It was the party of Northern Yankees

Tuesday, January 4th, 2022

The Republican Party was born as an ethnic party, Razib Khan reminds us:

Formed out of a fusion of the anti-slavery factions in the Whigs and the Democrats, it absorbed the straightforwardly named Free Soil Party and established itself as one half of the American political duopoly that has persisted down to the present. But its core motivations were as much cultural as ideological. It was a revolt of one section of America against the power of the South and “Slave Power.”

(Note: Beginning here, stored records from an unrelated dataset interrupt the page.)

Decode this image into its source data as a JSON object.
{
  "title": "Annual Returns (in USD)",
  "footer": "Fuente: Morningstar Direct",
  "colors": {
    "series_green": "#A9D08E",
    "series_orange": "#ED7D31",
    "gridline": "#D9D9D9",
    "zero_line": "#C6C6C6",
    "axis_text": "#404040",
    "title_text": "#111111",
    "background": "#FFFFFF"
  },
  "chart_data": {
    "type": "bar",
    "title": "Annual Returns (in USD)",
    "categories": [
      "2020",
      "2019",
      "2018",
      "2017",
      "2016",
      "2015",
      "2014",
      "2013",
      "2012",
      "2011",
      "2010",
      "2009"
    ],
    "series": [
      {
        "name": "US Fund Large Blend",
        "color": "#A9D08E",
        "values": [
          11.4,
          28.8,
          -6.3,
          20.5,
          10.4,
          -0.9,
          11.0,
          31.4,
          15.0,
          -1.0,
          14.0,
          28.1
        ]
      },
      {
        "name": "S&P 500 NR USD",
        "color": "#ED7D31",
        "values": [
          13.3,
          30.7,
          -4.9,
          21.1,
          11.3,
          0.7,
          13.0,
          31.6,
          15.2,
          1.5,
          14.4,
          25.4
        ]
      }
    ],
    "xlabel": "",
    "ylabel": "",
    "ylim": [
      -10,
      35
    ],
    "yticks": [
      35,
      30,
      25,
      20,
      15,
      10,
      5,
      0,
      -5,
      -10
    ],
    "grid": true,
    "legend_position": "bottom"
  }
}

Despite all of the nostrums about ending slavery and polygamy and the need for federal investment in public works, the 1856 map shows who the Republican Party first drew its support from: it was the party of Northern Yankees. It was about identity, not ideology. Though in some contexts “Yankee” gets used as shorthand for all Americans, the term originates with the citizens of New England. Seeking opportunity outside of their overpopulated homeland, New England Yankees fanned out from their crowded corner of the United States. Yankee traders and whalers became the most numerous Americans beyond the nation’s shores. So common that the term Yankee became synonymous with American.

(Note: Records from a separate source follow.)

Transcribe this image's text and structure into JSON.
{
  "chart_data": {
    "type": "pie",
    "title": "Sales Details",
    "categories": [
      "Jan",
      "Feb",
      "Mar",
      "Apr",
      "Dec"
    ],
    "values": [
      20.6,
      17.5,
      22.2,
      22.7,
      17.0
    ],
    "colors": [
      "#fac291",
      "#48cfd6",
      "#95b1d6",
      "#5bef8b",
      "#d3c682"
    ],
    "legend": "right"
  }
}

New Englanders also migrated westward all along the northern fringe of the United States, creating the “Yankee Empire.” They settled the vast domains of western New York, northern Ohio and Illinois, Michigan, Wisconsin, and Minnesota. Later the western portions of the Yankee Empire also became a magnet for Germans and Scandinavians, whose lifestyles and values were more consonant with those of New Englanders than with other factions of “Old Stock” Americans further south.

This was the soil where the Republican Party took root. In 1860, the Republicans nominated a Kentucky-born candidate, Abraham Lincoln, and the party’s reach expanded to other parts of the north beyond the Yankee fringe, thus capturing political power, which it would hold until FDR’s New Deal. Until Roosevelt’s realignment, every election involved jockeying between the old factions of Yankees, other Northerners, and the South. Though all these groups were white, their rivalries were deep and old. Despite attempts to patch up the fabric of American society, the blood spilled during the Civil War forever held the citizens of the North and South at a remove from one another.

In contrast, in 2020 the debate often foregrounds “whites” and “communities of color” as if the world is divided into such stark demographic dualities and always has been. Only it isn’t describing anything more than a recent fashion.

Comments

  1. Bob Sykes says:

    The Republican Party was also an anti-immigrant, anti-Catholic party, and it still is. The Boston Schools still had some anti-Catholic, evangelizing Protestant teachers in the 1950′s when I was enrolled there.